For one, my aversion to malls. Before I came here, I may have gone to a mall once a year and that was to go to the Apple Genius Bar for warranty service on my MacBook Pro, buy a last minute gift (even that would be a stretch because I relied on most purchasing through Amazon Prime) or return an item because it was more convenient that mailing it back.

Now, I’ve spent a ridiculous amount of time at the mall. The answer is simple; it’s where you purchase nearly everything you need in addition to standard clothing, shoe stores, mobile phones, banks. Butcher, baker, (still looking for a candlestick maker), produce stands, seafood market, and nuts in every possible variety and flavor. Anchor stores are big grocery stores like Coles, Woolworths (aka “Woolies”), and Aldi. Add a Target or a Big W for housewares and the standard liquor warehouse. Yep, everything in one place.

My initial visits to the grocery stores were lengthy and mentally exhausting ones. I spent my time exploring each aisle in search of some semblance or similarity of products back “home”, reading a lot of labels, stocking up on all cooking and baking staples, converting measurements and currency, and just trying new things out. Steggles brand reminds me of Perdue, Uncle Toby’s is branded on Cheerios and other General Mills-like products, but Kellogg’s is Kellogg’s. Rice Bubbles are Rice Crispies and to my family’s dismay, there are no original Cheerios here, as the original Uncle Toby’s kind here is the multigrain. So far I’ve found zero breakfast cereals that do not contain sugar as one of the first few ingredients.

What I do love here especially is the produce. It’s huge, beautiful, freshly picked and usually a good price. Pick dates are usually within a few days to appearing on store shelves which makes it last longer and retains its freshness.

I also love the variety of certain items and am amused by the British influence. Where else can you find an almost entire aisle wall of canned beans? Or chocolate? Or dairy products like eggs, creams (dessert), yogurt, milk, and cheese? One major thing missing to my daily ingestion is half and half for my coffee. Why oh why does this not exist when there are so many creams but not even mixed with a bit of milk? Hopefully I am just missing something and I can find a good substitute; it’s full fat milk for me now. And canned tuna fish, in so many flavors, it’s unreal.

Tuna variety

Tuna variety

Finding the same products we like from back in the states has obviously been an expected major feat. There is a USA food store but I don’t intend to go there, as I know we will survive without everything we used to know and love. I do enjoy that Costco has a presence here and we have already made two trips there. Membership from the US works here so we will be good until renewal time. There are some comforts from home like Ruffles chips and the standard Kirkland items we use, like extra virgin olive oil and trash bags. Do not take them for granted Americans! All other trash bags in Oz do not compare to the strength of the Kirkland brand, hands down. Unfortunately we bought many brands and learned the hard way. Trash bags do not fail me now!

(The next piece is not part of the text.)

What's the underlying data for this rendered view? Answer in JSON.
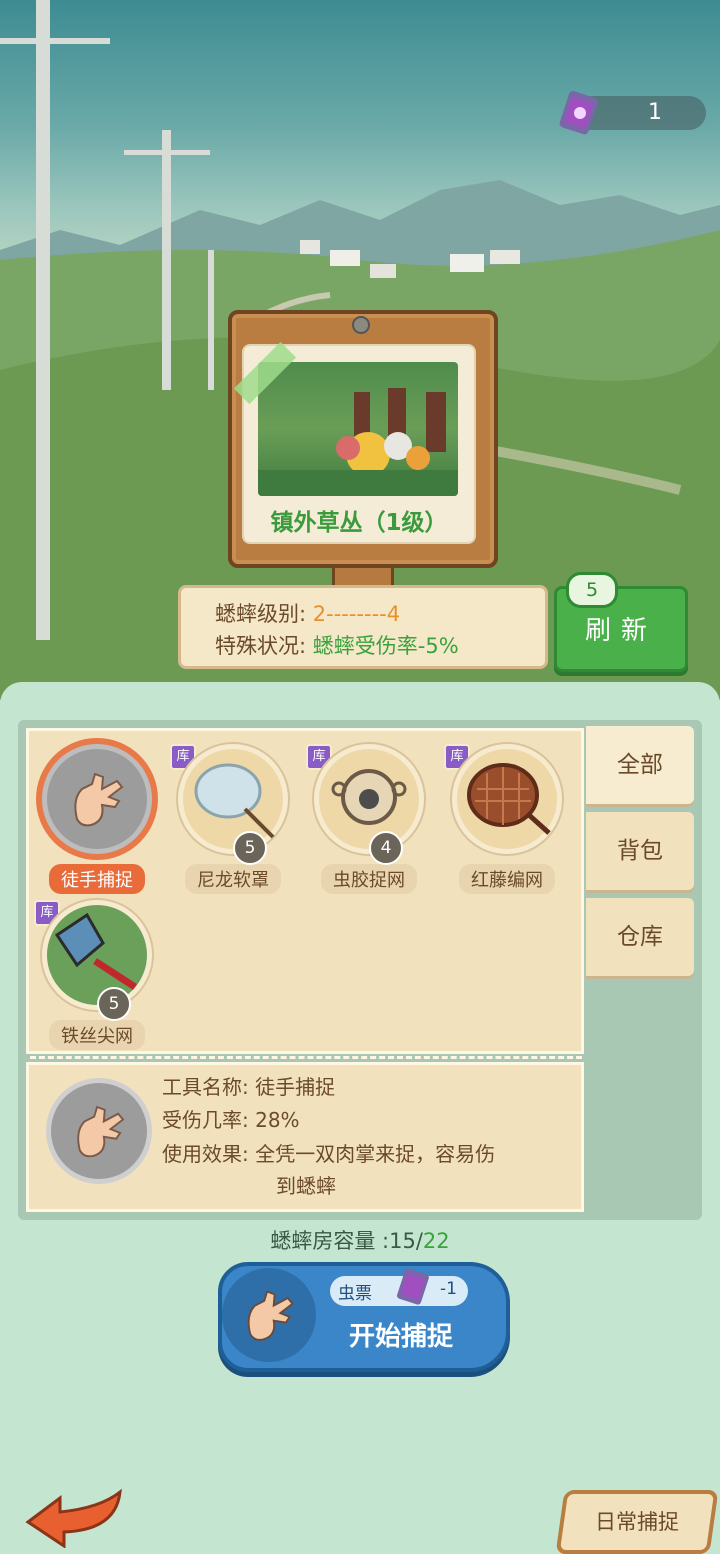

Now, it only makes sense that I can get housewares delivered by the likes of Target, Harvey Norman, Myer, etc., however I was thrilled to discover that the grocery stores deliver, and this includes wine, beer and liquor! Now that I’ve done the perusal and shopping in-store, my items are saved in my online profile and I can simply reorder. It’s a welcome change from ordering online and swinging by to pick them up like I used to. Delivery of our groceries along with our gin, beer, and wine made my break up with Amazon Prime membership just a bit easier to swallow.